Gogmagog tells the story of an epic journey through the sixty-mile long ghost of a dragon. Travel is by boat, a rickety steam launch captained by veteran taxi pilot Cady Meade, on the river Nysis. In her heyday Cady carried people and goods from the thriving seaports of the estuary into Ludwich, the capital city. Now she’s drunk, holed up in a rundown seaside resort, telling her bawdy tales for shots of rum. All that’s about to change, when two strangers seek her out, asking for transport, one of whom – a young girl – is very ill, and in great danger. The other, an artificial being of singular character, has secrets hidden inside his crystal skull. So begins the voyage of the Juniper.
The Nysis is unlike any other river. Mysteries unfold with each port of call. Not many can navigate these channels, not many know of its whirlpools and sandbanks, and of the ravenous creatures that lurk beneath the surface. Cady used to have the necessary knowledge, and the powers of spectral navigation. But her glory days are well behind her now.
This might well be her final journey.
I have been waiting to read Gogmagog, the First Chronicle of Ludwich, by Jeff Noon and Steve Beard for so long and thanks to Angry Robot Books I was able to do that early.
Suffice to say, I was impressed as I was hyped. This story is set to be released February 13th 2024.
There is a blend of science fiction, fantasy and utter weirdness and I am all for it. The writing itself was a well-written, readable page-turner and whilst parts of the story were abruptly placed, the readability was creatively easy. We all know the well-told story of a group of people travelling to a crucial destination, but what Gogmagog does it set up a series of whacky and wonderful steps along the way that will have you reading over and over again. I was surprised by how imaginative this was, a non-conventional story that was a perfect cleanser from anything I’ve read before.

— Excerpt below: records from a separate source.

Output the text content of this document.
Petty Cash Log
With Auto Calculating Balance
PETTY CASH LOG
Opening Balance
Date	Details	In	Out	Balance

The characters themselves were almost Pratchett-esque, perhaps not as whimsical, but there were moments that had me laughing out loud from the sheer bonkersness of it all. Cady is a retired river captain who once navigated the River Nysis, regularly transporting passengers to the capital of Ludwich. Her story here begins as a seed-buying, weed-collecting, smoker and drinker who embroils herself in the journey. Yanish is Cady’s friendly apprentice, Brin is a sick young girl and Lek is an artificial intelligence who urgently need transport to the capital. And so our journey begins…

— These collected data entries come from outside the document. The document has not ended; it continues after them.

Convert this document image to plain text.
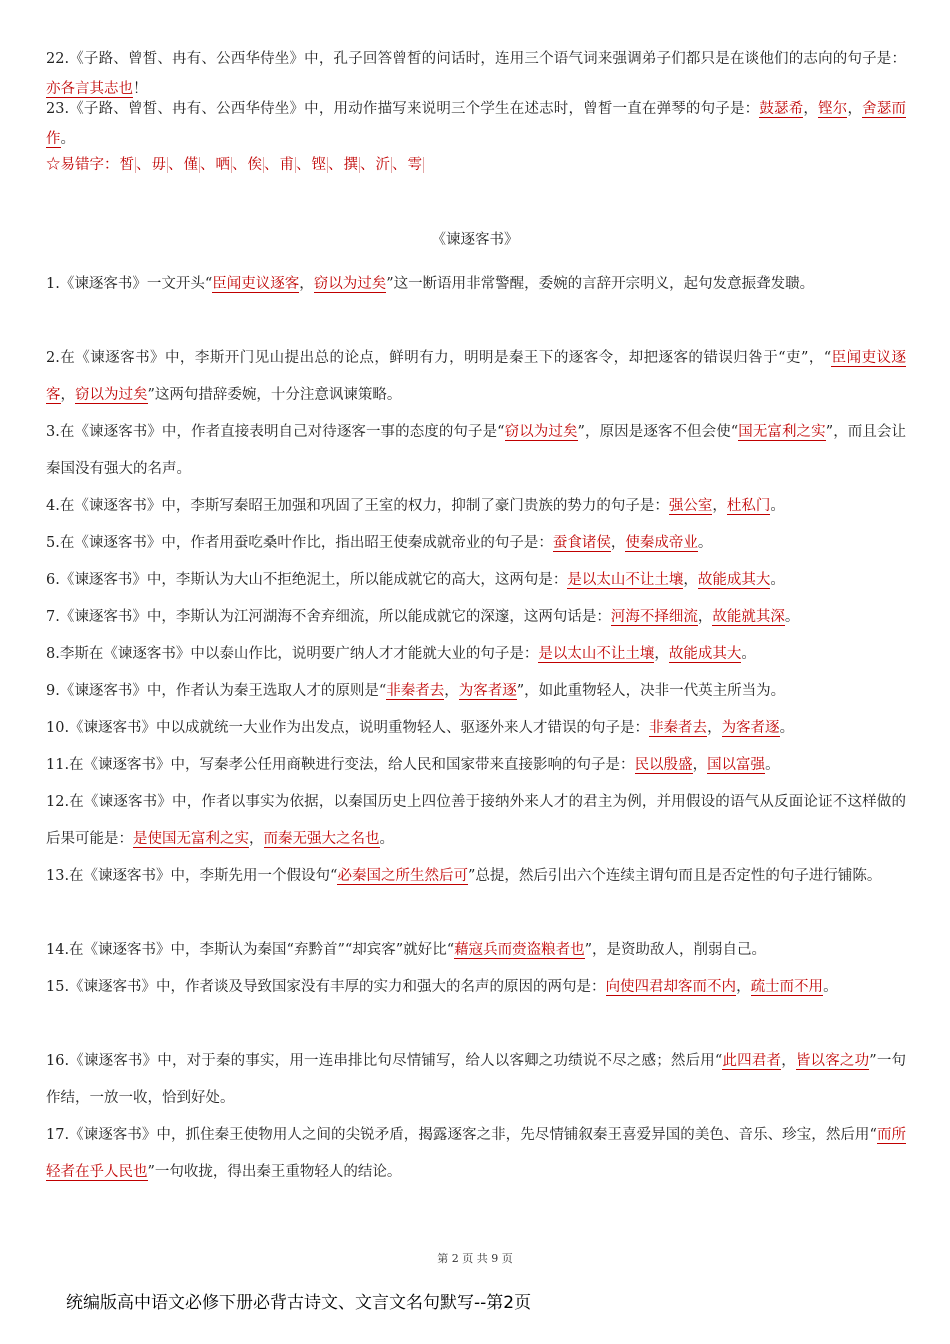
22.《子路、曾皙、冉有、公西华侍坐》中，孔子回答曾皙的问话时，连用三个语气词来强调弟子们都只是在谈他们的志向的句子是：亦各言其志也！
23.《子路、曾皙、冉有、公西华侍坐》中，用动作描写来说明三个学生在述志时，曾皙一直在弹琴的句子是：鼓瑟希，铿尔，舍瑟而作。
☆易错字：皙 、毋 、僅 、哂 、俟 、甫 、铿 、撰 、沂 、雩
《谏逐客书》
1.《谏逐客书》一文开头“臣闻吏议逐客，窃以为过矣”这一断语用非常警醒，委婉的言辞开宗明义，起句发意振聋发聩。
2.在《谏逐客书》中，李斯开门见山提出总的论点，鲜明有力，明明是秦王下的逐客令，却把逐客的错误归咎于“吏”，“臣闻吏议逐客，窃以为过矣”这两句措辞委婉，十分注意讽谏策略。
3.在《谏逐客书》中，作者直接表明自己对待逐客一事的态度的句子是“窃以为过矣”，原因是逐客不但会使“国无富利之实”，而且会让秦国没有强大的名声。
4.在《谏逐客书》中，李斯写秦昭王加强和巩固了王室的权力，抑制了豪门贵族的势力的句子是：强公室，杜私门。
5.在《谏逐客书》中，作者用蚕吃桑叶作比，指出昭王使秦成就帝业的句子是：蚕食诸侯，使秦成帝业。
6.《谏逐客书》中，李斯认为大山不拒绝泥土，所以能成就它的高大，这两句是：是以太山不让土壤，故能成其大。
7.《谏逐客书》中，李斯认为江河湖海不舍弃细流，所以能成就它的深邃，这两句话是：河海不择细流，故能就其深。
8.李斯在《谏逐客书》中以泰山作比，说明要广纳人才才能就大业的句子是：是以太山不让土壤，故能成其大。
9.《谏逐客书》中，作者认为秦王选取人才的原则是“非秦者去，为客者逐”，如此重物轻人，决非一代英主所当为。
10.《谏逐客书》中以成就统一大业作为出发点，说明重物轻人、驱逐外来人才错误的句子是：非秦者去，为客者逐。
11.在《谏逐客书》中，写秦孝公任用商鞅进行变法，给人民和国家带来直接影响的句子是：民以殷盛，国以富强。
12.在《谏逐客书》中，作者以事实为依据，以秦国历史上四位善于接纳外来人才的君主为例，并用假设的语气从反面论证不这样做的后果可能是：是使国无富利之实，而秦无强大之名也。
13.在《谏逐客书》中，李斯先用一个假设句“必秦国之所生然后可”总提，然后引出六个连续主谓句而且是否定性的句子进行铺陈。
14.在《谏逐客书》中，李斯认为秦国“弃黔首”“却宾客”就好比“藉寇兵而赍盗粮者也”，是资助敌人，削弱自己。
15.《谏逐客书》中，作者谈及导致国家没有丰厚的实力和强大的名声的原因的两句是：向使四君却客而不内，疏士而不用。
16.《谏逐客书》中，对于秦的事实，用一连串排比句尽情铺写，给人以客卿之功绩说不尽之感；然后用“此四君者，皆以客之功”一句作结，一放一收，恰到好处。
17.《谏逐客书》中，抓住秦王使物用人之间的尖锐矛盾，揭露逐客之非，先尽情铺叙秦王喜爱异国的美色、音乐、珍宝，然后用“而所轻者在乎人民也”一句收拢，得出秦王重物轻人的结论。
第 2 页 共 9 页
统编版高中语文必修下册必背古诗文、文言文名句默写--第2页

I enjoyed how the story tried to do something different. The setting itself was already a step up from our usual suspects and the world-building was filled with secrets and lore just waiting to be found. The almost gothic undertones are comparible to Gormenghast and Cities of the Weft but its humour, ideas and creatures are something in their own. I want to see so much art from this story because it’s something so unique.
I’m more than excited for book two – Ludluda – and finding out more after that ending. This is an intriguing setting filled with wonderful characters that will keep you invested along the way.